Пшеничный молча покрутил головой. Свист заговорщически подмигнул друзьям.
– Ну что ж... Ограничимся гречко-овсяной смесью.
Скоро котелок с водой, втиснутый в печку, зашипел на горячих угольях, а Свист на разостланной поле шинели стал растирать куски спрессованного концентрата. Овсеев уныло глядел на огонь. Неподвижно застыл за спиной Свиста медлительный Глечик. В углу неопределенно шевелилась широкоплечая тень Пшеничного. Старшина, опершись на руку, лежал на боку, возвышаясь над своим маленьким взводом, и думал о том, как им повезет завтра, справятся ли они с той задачей, ради которой их оставили здесь? Хватит ли сил и умения? Все ли одолеют страх? Кому суждено будет выстоять до конца? Карпенко все еще не мог примириться с тем, что людей ему дали случайных, без выбора, первых, кто попался комбату, что, по его мнению, было неверно. Не нравился сегодня старшине недовольный, ушедший в себя Овсеев, немногого ждал он от Глечика, знал, завтра придется смотреть в оба. Один Свист пока не вызывал опасений. Он неплохо вел себя в эти тяжелые дни отступления, но кто знает?.. Старшина слышал, что этот еще молодой боец уже побывал в тюрьме, и хоть с виду веселый и общительный, но еще неизвестно, что он носит в себе. Думалось и о Фишере. На миг старшине даже стало жаль этого ученого человека, не привычного к невзгодам военной жизни, нерасторопного и болезненного. Как они от батальона, так и Фишер от взвода подставлен теперь под первый удар, и кто знает, дождется ли он смены. Думалось, хотя бы не уснул до утра, потому что тогда может случиться беда, от которой и им не уйти. Мысли о себе не очень-то донимали Карпенко. Самому себе он был ясен, знал, что если уж понадеялись на него комбат и командир полка, то он не подведет. Может, убьют его, может, ранят, но если останется невредимым, сделает все, что от него потребуется.
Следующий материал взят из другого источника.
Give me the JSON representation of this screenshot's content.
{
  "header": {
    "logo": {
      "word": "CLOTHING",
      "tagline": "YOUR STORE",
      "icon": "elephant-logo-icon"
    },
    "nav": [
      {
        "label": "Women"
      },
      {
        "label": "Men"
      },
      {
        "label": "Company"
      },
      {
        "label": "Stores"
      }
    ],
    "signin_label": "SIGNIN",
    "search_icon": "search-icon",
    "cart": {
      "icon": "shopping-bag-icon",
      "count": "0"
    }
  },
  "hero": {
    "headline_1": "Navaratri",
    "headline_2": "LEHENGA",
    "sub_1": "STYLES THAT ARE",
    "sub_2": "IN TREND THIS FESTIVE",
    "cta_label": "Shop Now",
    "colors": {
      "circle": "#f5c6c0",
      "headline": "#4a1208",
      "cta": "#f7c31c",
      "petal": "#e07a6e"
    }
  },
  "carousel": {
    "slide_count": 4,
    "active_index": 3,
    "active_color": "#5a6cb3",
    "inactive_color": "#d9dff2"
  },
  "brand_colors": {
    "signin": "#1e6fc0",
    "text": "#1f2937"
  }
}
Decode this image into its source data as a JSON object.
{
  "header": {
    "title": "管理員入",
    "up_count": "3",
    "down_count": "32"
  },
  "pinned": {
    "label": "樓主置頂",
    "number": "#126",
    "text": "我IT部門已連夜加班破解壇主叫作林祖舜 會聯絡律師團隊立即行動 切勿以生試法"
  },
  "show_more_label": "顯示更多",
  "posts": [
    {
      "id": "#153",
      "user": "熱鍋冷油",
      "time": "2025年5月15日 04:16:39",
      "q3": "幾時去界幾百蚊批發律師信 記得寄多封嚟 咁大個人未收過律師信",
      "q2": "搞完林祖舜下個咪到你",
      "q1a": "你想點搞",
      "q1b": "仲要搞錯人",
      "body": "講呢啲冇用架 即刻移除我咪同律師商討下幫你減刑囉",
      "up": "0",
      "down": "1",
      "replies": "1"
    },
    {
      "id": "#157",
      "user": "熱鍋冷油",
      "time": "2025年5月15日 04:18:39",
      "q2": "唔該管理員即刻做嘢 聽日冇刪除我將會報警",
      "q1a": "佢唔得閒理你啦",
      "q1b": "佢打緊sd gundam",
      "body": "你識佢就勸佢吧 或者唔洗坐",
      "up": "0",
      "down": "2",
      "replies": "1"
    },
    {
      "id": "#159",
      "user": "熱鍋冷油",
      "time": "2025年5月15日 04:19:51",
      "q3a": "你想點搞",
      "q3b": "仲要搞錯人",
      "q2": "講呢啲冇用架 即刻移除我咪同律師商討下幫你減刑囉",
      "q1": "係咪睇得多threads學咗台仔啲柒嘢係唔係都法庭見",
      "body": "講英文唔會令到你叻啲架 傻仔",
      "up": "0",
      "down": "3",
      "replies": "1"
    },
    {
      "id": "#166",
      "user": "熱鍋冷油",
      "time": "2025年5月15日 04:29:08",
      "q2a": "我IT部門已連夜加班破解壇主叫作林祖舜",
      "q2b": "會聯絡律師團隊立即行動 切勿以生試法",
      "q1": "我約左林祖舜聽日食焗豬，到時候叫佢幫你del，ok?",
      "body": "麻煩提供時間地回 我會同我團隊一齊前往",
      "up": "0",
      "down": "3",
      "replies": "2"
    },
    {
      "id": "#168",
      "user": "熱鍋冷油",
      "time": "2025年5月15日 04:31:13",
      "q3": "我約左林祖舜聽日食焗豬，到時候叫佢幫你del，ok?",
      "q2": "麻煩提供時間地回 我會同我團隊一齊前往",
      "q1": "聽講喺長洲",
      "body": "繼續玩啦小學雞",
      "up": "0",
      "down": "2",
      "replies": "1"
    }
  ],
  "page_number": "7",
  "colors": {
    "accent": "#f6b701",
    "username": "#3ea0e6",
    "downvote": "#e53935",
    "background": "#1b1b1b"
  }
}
Трещала, брызгала искрами печка, за стеной где-то лилась с крыши вода, шумел за окном ветер, и очень хотелось спать. Но старшина усилием воли превозмогал дрему. Бойцы сидели на полу и сосредоточенно глядели на стоявший в печи котелок.
– В общем, влипли мы на этом чертовом переезде, – тоскливо сказал Овсеев, опершись подбородком на согнутые колени. – Это уже аксиома.
Ему никто не ответил, не возразил, только Глечик вздохнул в тишине да Пшеничный громко высморкался.
– Овсеев, – глуховатым, но решительным голосом после минутной паузы сказал Карпенко, – знаешь, бери-ка винтовку и – на пост.
Овсеев круто повернулся на полу.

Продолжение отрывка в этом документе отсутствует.